Customer Journey Integration
Ensure process understanding extends to complete customer journeys rather than stopping at departmental boundaries. This broader perspective often reveals opportunities for more fundamental process redesign, improved Customer Experience and significant cost savings.
Moving Forward with A.I. informed by Process Intelligence (P.I.)
Once your organisation has this foundation of process understanding, you can implement AI more effectively by:
Prioritising Prevention
Using AI first to prevent process failures rather than just handling their consequences more efficiently.

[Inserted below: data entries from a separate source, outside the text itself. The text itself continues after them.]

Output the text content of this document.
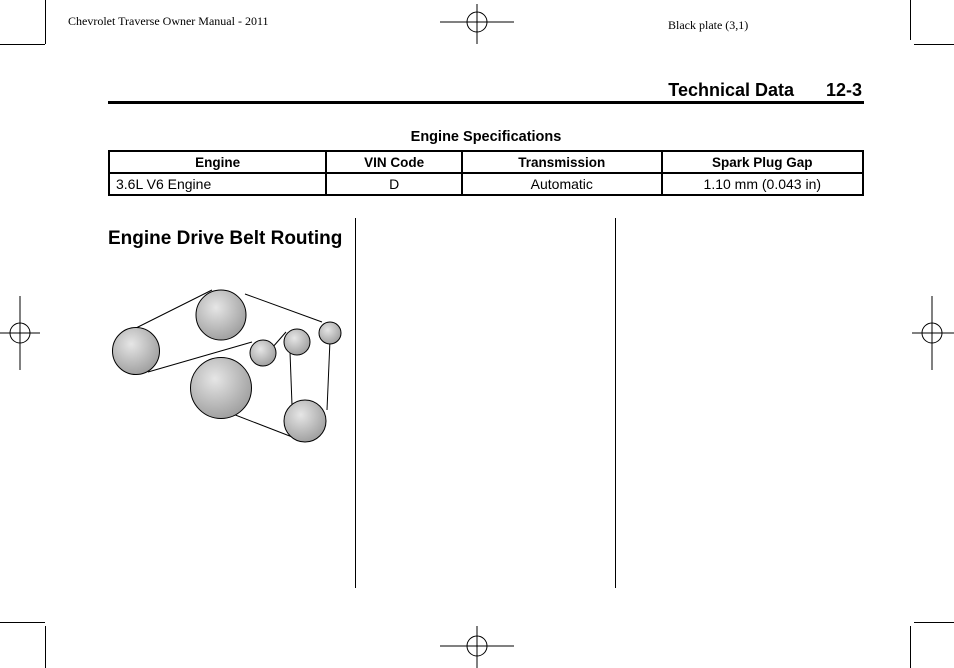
Chevrolet Traverse Owner Manual - 2011	Black plate (3,1)
Technical Data 12-3
Engine Specifications
Engine	VIN Code	Transmission	Spark Plug Gap
3.6L V6 Engine	D	Automatic	1.10 mm (0.043 in)
Engine Drive Belt Routing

Supporting Natural Workflows
Designing AI systems that support how work naturally flows through the organisation - designed around customer needs and flow - instead of legacy ‘inside-out’ approaches or enforcing rigid process adherence through now automated (and apparently ‘cheaper’) but flawed processes.
Enabling Adaptation
Creating AI implementations that can evolve as processes improve and inevitably evolve rather than hard coding current practices.
Conclusion
The path to successful AI implementation begins with understanding and optimising existing processes. If you invest in this foundation work you will find your AI initiatives deliver substantially better results than just trying to automate current practices.
The key is to remember that AI should serve process effectiveness, not just efficiency. By understanding your processes and ensuring they create genuine customer value, you can use AI to transform service delivery rather than simply making currently practices faster. As well as improving the overall customer and employee experience this approach will unlock cost savings far greater than can ever be achieved by efficiency-based AI projects.